Ex-Beamter Lucian Michaelis: Entlassen wegen Corona-Kritik und Zeitbetrugsvorwurf
Theo KönigEx-Beamter Lucian Michaelis: Entlassen wegen Corona-Kritik und Zeitbetrugsvorwurf
Lucian Michaelis, ehemaliger leitender Handelsaufseher in Sachsen-Anhalt, wurde 2024 nach Konflikten mit den Behörden über die Coronavirus-Politik von seinem Posten entlassen. Sein Fall erregte größere Aufmerksamkeit, als Gerichte ein Urteil wegen Zeitbetrugs bestätigten, obwohl sie andere zentrale Vorwürfe gegen ihn zurückwiesen. Die Kontroverse betraf auch seinen Vater, Martin Michaelis, einen Pfarrer, der für seinen eigenen Widerstand gegen Pandemie-Maßnahmen bekannt war.
Michaelis arbeitete bis zu seiner Entlassung beim Landesamt für Verbraucherschutz. Seine Probleme begannen, nachdem er die Impfpolitik kritisiert und sich an Protesten gegen die Corona-Maßnahmen beteiligt hatte. Im Februar 2022 wurde er am Rande eines Fackelmarsches in Halberstadt gesehen – ein Ereignis, das ihm den Vorwurf einbrachte, er stehe dem rechtsextremen Spektrum nahe.
Die Gerichte wiesen später die schwerwiegendsten Anschuldigungen gegen ihn zurück, ließen das Urteil wegen Zeitbetrugs jedoch bestehen. Sie beriefen sich dabei auf einen weiten Ermessensspielraum bei Personalbeurteilungen und verwiesen auf angebliche Mängel in weichen Leistungskriterien. In der Folge verlor Michaelis seinen Beamtenstatus.

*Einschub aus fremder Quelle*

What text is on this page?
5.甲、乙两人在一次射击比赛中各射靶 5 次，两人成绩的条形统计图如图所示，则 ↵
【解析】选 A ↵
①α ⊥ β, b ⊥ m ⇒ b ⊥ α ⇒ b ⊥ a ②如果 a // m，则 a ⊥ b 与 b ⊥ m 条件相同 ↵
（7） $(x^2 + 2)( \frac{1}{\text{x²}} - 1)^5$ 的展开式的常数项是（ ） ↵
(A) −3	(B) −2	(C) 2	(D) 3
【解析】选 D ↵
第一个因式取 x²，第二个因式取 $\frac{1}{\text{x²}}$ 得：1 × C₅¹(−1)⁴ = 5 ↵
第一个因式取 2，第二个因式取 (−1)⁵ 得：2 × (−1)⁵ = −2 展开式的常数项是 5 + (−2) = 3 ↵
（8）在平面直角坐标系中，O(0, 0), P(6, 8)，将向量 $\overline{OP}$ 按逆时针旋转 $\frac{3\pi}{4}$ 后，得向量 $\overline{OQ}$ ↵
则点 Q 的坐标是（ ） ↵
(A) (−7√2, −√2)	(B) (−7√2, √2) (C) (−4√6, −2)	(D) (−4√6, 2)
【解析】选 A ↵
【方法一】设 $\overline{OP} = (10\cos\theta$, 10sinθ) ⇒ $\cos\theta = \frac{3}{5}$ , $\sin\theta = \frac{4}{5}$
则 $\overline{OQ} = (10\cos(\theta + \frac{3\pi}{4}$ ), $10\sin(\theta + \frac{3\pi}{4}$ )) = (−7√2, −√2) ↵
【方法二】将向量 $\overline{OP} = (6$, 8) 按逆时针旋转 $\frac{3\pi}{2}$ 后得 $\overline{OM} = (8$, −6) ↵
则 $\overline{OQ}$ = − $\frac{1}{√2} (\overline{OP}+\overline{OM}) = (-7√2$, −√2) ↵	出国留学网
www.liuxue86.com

Sein Vater, Martin Michaelis, Pfarrer in Quedlinburg, hatte sich ebenfalls öffentlich gegen Pandemie-Beschränkungen ausgesprochen. Der ältere Michaelis geriet in Konflikt mit der Evangelischen Kirche und war später Mitautor eines 2025 erschienenen Sammelbands mit dem Titel „Mut zur Abweichung: Stimmen des ‚Keine Alternative‘-Widerstands“. Das Buch dokumentierte Erfahrungen politischer Mundtotmachung, darunter auch seine eigenen.
Beide Männer bezogen sich in ihrem Widerstand auf lutherische Lehren und argumentierten, dass das Gewissen moralische Entscheidungen leiten solle. Ihr Widerstand spiegelte die gemeinsame Überzeugung wider, gegen Politik vorzugehen, die sie als ungerecht empfanden.
Die Entlassung von Lucian Michaelis folgte auf eine Reihe von Auseinandersetzungen über seine Haltung zu den Pandemie-Maßnahmen. Zwar wiesen die Gerichte die meisten Vorwürfe zurück, doch das Urteil wegen Zeitbetrugs blieb bestehen und beendete seine Beamtenlaufbahn. Die öffentliche Opposition seines Vaters und die religiösen Überzeugungen der Familie spielten eine zentrale Rolle für ihren Widerstand.